En 1774, Leonhard Euler (1707-1783) constate que cette notation \sqrt{-1} contredit la règle de calcul \sqrt{a} \times \sqrt{b} = \sqrt{a \times b}. En effet, voici le type de calcul que l’on pourrait faire avec cette notation :

    \[1 = \sqrt{1} = \sqrt{(-1) \times (-1)} = \sqrt{-1} \times \sqrt{-1} = -1\]

Bien sûr, cette contradiction rend l’utilisation de cette notation peu pratique. Euler propose alors de remplacer la notation \sqrt{-1} par la notation i. On a donc i^2 = -1. La notation \sqrt{-1} sera ensuite abandonnée par souci de clarté.

Portrait de Leonhard Euler
Portrait de Leonhard Euler
Portrait de Carl Friedrich Gauss, mathématicien et physicien allemand du XIXe siècle.
Portrait de Carl Friedrich Gauss

Nombres complexes

Le nombre i permet d’écrire des nombres de la forme a + ib, avec a et b des réels, comme 2 + 2i par exemple.

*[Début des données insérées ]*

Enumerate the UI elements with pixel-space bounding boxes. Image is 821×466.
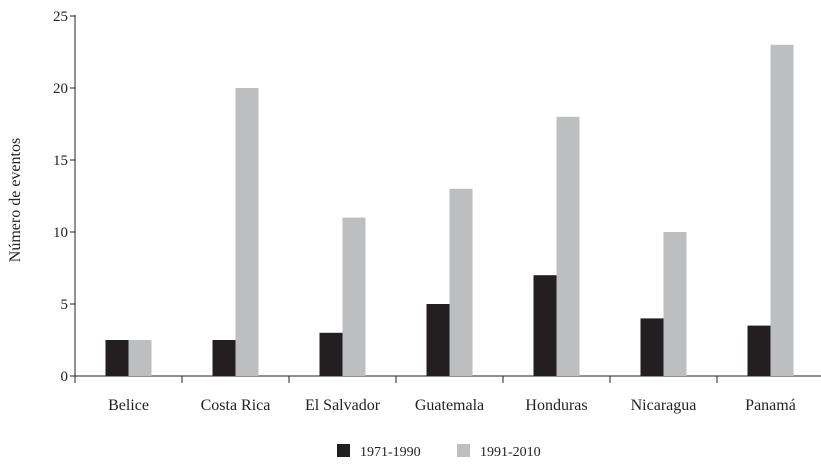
legend-swatch-1971-1990 [337, 444, 350, 457]
legend-label: 1971-1990 [360, 445, 421, 460]
bar-panam--1971-1990[interactable] [747, 325, 771, 376]
y-tick-label: 0 [61, 369, 69, 385]
legend-swatch-1991-2010 [457, 444, 470, 457]
bar-panam--1991-2010[interactable] [770, 44, 794, 377]
x-category-label: Panamá [745, 397, 796, 414]
x-category-label: Guatemala [415, 397, 484, 414]
bar-nicaragua-1991-2010[interactable] [663, 232, 687, 376]
bar-guatemala-1971-1990[interactable] [426, 304, 450, 376]
bar-costa-rica-1991-2010[interactable] [235, 88, 259, 376]
plot-area: 0 5 10 15 20 25 Belice Costa Rica El Salvador Gua… [53, 9, 821, 414]
y-tick-label: 20 [53, 81, 68, 97]
bar-guatemala-1991-2010[interactable] [449, 188, 473, 376]
y-tick-label: 10 [53, 225, 68, 241]
bar-honduras-1971-1990[interactable] [533, 275, 557, 376]
x-category-label: Nicaragua [631, 397, 697, 414]
x-category-label: Honduras [525, 397, 587, 414]
y-tick-label: 5 [61, 297, 69, 313]
bar-honduras-1991-2010[interactable] [556, 116, 580, 377]
bar-costa-rica-1971-1990[interactable] [212, 340, 236, 376]
y-tick-label: 15 [53, 153, 68, 169]
x-category-label: Belice [108, 397, 149, 414]
legend: 1971-1990 1991-2010 [337, 444, 541, 460]
bar-nicaragua-1971-1990[interactable] [640, 318, 664, 376]
bar-el-salvador-1971-1990[interactable] [319, 332, 343, 376]
bar-belice-1971-1990[interactable] [105, 340, 129, 376]
x-category-label: El Salvador [305, 397, 381, 414]
legend-label: 1991-2010 [480, 445, 541, 460]
x-category-label: Costa Rica [201, 397, 271, 414]
y-axis-title: Número de eventos [7, 138, 24, 262]
bar-el-salvador-1991-2010[interactable] [342, 217, 366, 376]
bar-belice-1991-2010[interactable] [128, 340, 152, 376]
y-tick-label: 25 [53, 9, 68, 25]
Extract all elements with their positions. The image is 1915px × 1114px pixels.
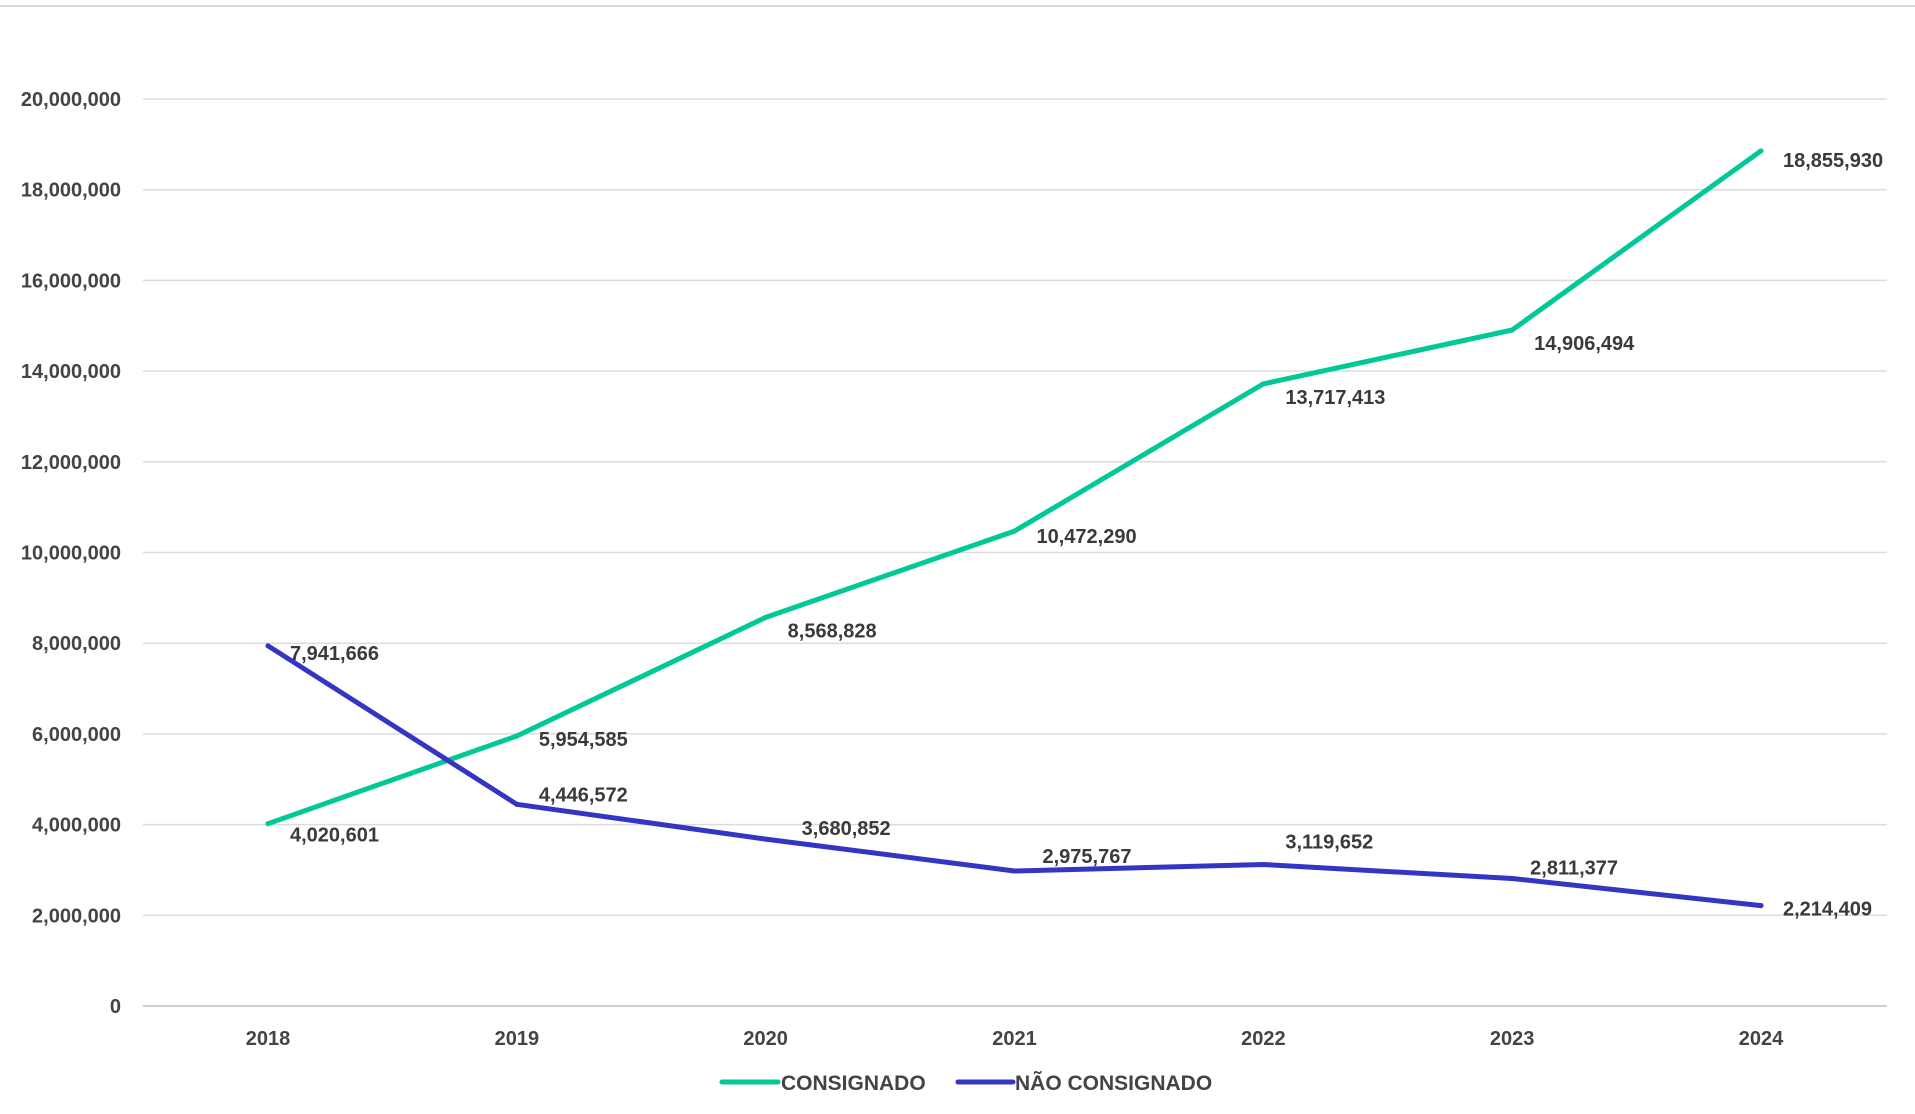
- data-label: 2,811,377: [1530, 858, 1618, 880]
- y-tick-label: 18,000,000: [21, 180, 121, 202]
- grid-layer: [143, 98, 1887, 1007]
- data-point: [514, 733, 520, 739]
- data-point: [1758, 903, 1764, 909]
- data-label: 7,941,666: [290, 643, 379, 665]
- y-tick-label: 10,000,000: [21, 543, 121, 565]
- data-label: 2,975,767: [1043, 846, 1132, 868]
- data-label: 18,855,930: [1783, 150, 1883, 172]
- data-point: [1758, 148, 1764, 154]
- data-label: 5,954,585: [539, 729, 628, 751]
- axis-layer: 0 2,000,000 4,000,000 6,000,000 8,000,000 10,…: [21, 89, 1784, 1050]
- legend-label: CONSIGNADO: [781, 1072, 926, 1095]
- data-point: [1260, 381, 1266, 387]
- data-point: [1012, 528, 1017, 534]
- x-tick-label: 2021: [992, 1028, 1037, 1050]
- legend-label: NÃO CONSIGNADO: [1015, 1072, 1212, 1095]
- x-tick-label: 2023: [1490, 1028, 1535, 1050]
- label-layer: 4,020,601 5,954,585 8,568,828 10,472,290 13,…: [290, 150, 1883, 921]
- y-tick-label: 0: [110, 996, 121, 1018]
- x-tick-label: 2022: [1241, 1028, 1286, 1050]
- y-tick-label: 20,000,000: [21, 89, 121, 111]
- data-label: 13,717,413: [1285, 387, 1385, 409]
- y-tick-label: 8,000,000: [32, 633, 121, 655]
- y-tick-label: 2,000,000: [32, 905, 121, 927]
- data-label: 3,680,852: [802, 818, 891, 840]
- data-label: 2,214,409: [1783, 899, 1872, 921]
- data-point: [1509, 327, 1515, 333]
- data-label: 4,446,572: [539, 784, 628, 806]
- y-tick-label: 14,000,000: [21, 361, 121, 383]
- legend: CONSIGNADO NÃO CONSIGNADO: [719, 1072, 1212, 1095]
- x-tick-label: 2018: [246, 1028, 291, 1050]
- data-point: [514, 801, 520, 807]
- data-point: [265, 821, 271, 827]
- data-point: [265, 643, 271, 649]
- data-point: [1509, 876, 1515, 882]
- y-tick-label: 12,000,000: [21, 452, 121, 474]
- data-label: 8,568,828: [788, 620, 877, 642]
- x-tick-label: 2019: [495, 1028, 540, 1050]
- x-tick-label: 2024: [1739, 1028, 1784, 1050]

Ces nombres étant composés de deux parties, ils seront appelés des nombres complexes par Carl Friedrich Gauss (1777-1855) en 1831.

Ainsi, nous avons pu voir que les nombres complexes permettent de trouver des solutions réelles à certaines équations. Cependant, elle permet également de résoudre des équations sans solution réelle. Ainsi, l’équation x^2 + 1 = 0 n’a pas de solution réelle, mais a deux solutions complexes : i et -i.